$df(p)$ and $Df(p)$

Question

This is from Calculus in Manifold by Michael Spivak Chapter 4 Integration on Chains. If $f:\mathbf R^n \to \mathbf R$ is differentiable, then $Df(p)\in \wedge^1(\mathbf R^n)$. By a minor modification we therefore obtain a 1-form $df$, defined by $df(p)(v_p) = Df(p)(v)$. Let us consider in particular the 1-forms $d\pi^i$. It is customary to let $x^i$ denote the function $\pi^i$ (on $\mathbf R^3$ we often denote $x^1$, $x^2$ and $x^3$ by $x$, $y$, and $z$). This standard notation has obvious disadvantages but it allows many classical results to be expressed by formulas of equally classical appearance.

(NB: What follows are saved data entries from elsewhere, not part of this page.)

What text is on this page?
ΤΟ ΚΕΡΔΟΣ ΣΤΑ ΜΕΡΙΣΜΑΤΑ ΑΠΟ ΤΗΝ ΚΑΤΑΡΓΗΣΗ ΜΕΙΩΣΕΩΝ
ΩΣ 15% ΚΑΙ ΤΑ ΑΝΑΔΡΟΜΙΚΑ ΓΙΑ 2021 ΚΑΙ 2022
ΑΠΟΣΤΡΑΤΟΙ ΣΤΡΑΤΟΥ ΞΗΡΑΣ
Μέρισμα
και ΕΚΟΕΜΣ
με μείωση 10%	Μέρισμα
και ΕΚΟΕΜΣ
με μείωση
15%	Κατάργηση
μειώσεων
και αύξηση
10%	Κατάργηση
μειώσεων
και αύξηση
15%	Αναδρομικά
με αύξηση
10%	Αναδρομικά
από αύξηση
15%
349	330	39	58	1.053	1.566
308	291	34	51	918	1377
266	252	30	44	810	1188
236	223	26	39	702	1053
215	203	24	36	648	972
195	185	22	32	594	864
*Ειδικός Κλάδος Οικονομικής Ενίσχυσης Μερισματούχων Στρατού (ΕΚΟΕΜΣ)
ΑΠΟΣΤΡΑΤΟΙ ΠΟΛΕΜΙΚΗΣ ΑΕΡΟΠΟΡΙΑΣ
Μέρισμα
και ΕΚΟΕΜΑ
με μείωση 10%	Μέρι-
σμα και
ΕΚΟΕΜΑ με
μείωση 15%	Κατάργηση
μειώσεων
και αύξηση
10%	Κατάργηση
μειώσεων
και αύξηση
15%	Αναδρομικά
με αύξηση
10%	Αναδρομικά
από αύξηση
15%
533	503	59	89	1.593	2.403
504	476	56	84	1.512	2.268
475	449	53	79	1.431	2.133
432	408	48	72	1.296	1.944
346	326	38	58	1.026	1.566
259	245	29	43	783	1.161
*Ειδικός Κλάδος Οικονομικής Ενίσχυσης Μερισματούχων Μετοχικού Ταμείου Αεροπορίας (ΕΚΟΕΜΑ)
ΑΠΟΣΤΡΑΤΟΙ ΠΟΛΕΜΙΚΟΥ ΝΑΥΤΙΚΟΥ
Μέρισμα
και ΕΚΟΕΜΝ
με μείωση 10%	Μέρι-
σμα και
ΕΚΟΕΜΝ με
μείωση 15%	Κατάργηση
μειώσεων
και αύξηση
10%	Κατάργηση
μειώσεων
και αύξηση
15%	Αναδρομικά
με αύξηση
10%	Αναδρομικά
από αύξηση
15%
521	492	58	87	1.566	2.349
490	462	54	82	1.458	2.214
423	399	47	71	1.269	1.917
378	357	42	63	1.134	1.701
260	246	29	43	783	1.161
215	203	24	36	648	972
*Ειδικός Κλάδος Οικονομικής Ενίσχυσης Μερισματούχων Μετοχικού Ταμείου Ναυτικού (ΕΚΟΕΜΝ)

Since $dx^i(p)(v_p) = d\pi^i(p)(v_p) = D\pi^i(p)(v) = v^i$, we see that $dx^1(p), \ldots,dx^n(p)$ is just the dual basis to $(e_1)_p, \ldots ,(e_n)_p$. Thus every $k$-form $\omega$ can be written as $$ \omega=\sum_{i_1<\ldots<i_k} \omega_{i_1\ldots\, i_k}dx^{i_1}\wedge\ldots\wedge dx^{i_k}. $$ Spivak defines $df=\sum_{i=1}^{n}\frac{\partial f}{\partial x^i}dx^i$ and defines $Df(p)$ as derivative of $f$ at $p$. My question is what is the difference in $df(p)$ and $Df(p)$? And why will $Df(p)\in \wedge^1(\mathbf R^n)$?